Он поставил подпись, вернул мне ручку с документом и умолк.
Мы оставили его там, рыдающего, голого, сломленного. В машине повисла гнетущая тишина. Форд с Винсентом думали, что их уже ничем не удивить, но я открыл им новый, хотя и более древний, способ пытки.
Перед тем как меня высадить, Винсент выхватил пакет:
— Дай посмотреть!
Он открывал медленно, будто внутри таилась какая-то живая пакость. Но увиденное привело его в полное недоумение.
— Ничего не понимаю.

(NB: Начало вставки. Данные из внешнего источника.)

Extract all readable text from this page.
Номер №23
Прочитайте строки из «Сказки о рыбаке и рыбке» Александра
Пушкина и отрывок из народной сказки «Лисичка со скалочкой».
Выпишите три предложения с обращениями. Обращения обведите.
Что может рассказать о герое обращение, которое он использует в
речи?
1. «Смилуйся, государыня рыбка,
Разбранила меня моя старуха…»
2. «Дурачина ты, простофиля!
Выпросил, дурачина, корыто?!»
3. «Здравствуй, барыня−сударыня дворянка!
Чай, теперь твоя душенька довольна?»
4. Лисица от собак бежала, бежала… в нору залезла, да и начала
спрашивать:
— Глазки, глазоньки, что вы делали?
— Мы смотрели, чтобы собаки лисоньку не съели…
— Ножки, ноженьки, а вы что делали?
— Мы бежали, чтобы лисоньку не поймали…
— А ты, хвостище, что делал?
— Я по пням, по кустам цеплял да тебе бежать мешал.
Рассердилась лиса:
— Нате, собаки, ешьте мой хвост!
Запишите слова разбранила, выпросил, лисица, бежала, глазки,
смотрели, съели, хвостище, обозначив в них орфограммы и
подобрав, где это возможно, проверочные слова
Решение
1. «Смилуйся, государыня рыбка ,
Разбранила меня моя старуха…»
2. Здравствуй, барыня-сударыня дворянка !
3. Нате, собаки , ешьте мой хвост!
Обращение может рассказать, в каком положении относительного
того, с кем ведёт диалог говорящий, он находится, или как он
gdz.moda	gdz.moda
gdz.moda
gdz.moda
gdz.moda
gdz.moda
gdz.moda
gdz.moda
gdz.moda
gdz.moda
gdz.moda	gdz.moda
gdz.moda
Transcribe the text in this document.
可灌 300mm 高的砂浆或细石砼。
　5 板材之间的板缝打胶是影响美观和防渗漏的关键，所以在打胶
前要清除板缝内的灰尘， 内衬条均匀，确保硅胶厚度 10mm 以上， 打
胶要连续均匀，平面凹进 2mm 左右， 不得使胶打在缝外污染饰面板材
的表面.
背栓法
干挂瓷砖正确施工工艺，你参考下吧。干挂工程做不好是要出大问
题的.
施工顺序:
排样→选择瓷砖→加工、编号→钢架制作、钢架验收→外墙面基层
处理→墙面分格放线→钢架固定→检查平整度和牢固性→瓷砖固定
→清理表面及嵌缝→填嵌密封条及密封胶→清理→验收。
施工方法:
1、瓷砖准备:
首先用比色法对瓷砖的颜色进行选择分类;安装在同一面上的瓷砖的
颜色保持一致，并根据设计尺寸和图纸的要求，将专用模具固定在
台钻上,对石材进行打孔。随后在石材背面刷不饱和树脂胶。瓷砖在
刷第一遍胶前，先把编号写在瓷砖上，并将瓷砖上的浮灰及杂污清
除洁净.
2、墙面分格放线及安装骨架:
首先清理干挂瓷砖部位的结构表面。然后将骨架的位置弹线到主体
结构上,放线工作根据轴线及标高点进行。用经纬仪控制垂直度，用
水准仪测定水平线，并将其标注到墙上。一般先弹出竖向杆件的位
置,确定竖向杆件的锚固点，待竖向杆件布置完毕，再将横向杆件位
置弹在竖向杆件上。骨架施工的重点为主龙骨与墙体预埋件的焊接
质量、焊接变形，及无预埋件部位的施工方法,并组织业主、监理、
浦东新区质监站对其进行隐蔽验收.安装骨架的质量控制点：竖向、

Что такого страшного в машинке для стрижки?
На следующее утро Адриан опять не явился на работу. За рулем сидел Томас, молчаливый, послушный, замкнутый. Туман развеивался, поэтому до офиса мы доехали быстро. Я успел позвонить в агентство, где работал Адриан, и спросить, куда он делся, но диспетчер его не знала. В офисе попытался найти Соню — ее не было на месте. Попытал счастья, набрав домашний номер Адриана — не отвечает.
Я обеспокоенно опустился в кресло со своей первой за день порцией латте. И едва коснулся сиденья, как зазвонил телефон. Форд Тассо.
— Кардинал хочет тебя видеть.
Сердце екнуло.
— Это по поводу вчерашнего?
— Я тебе что, справочная? — рявкнул Форд. — Твоя задача — явиться туда к одиннадцати, и не опаздывай.
— Хорошо. Увидимся.
Но он уже повесил трубку.
Разговор выбил меня из колеи, сосредоточиться на работе я уже не мог. Еще сорок восемь минут я промучился в офисе, а потом понял, что больше не выдержу. Вызвал Томаса, велел ему покатать меня по городу. Опустил окна, впуская в салон свежий ветер. Но и это не помогло. Нужно было как-то отвлечься от предстоящей встречи с Кардиналом.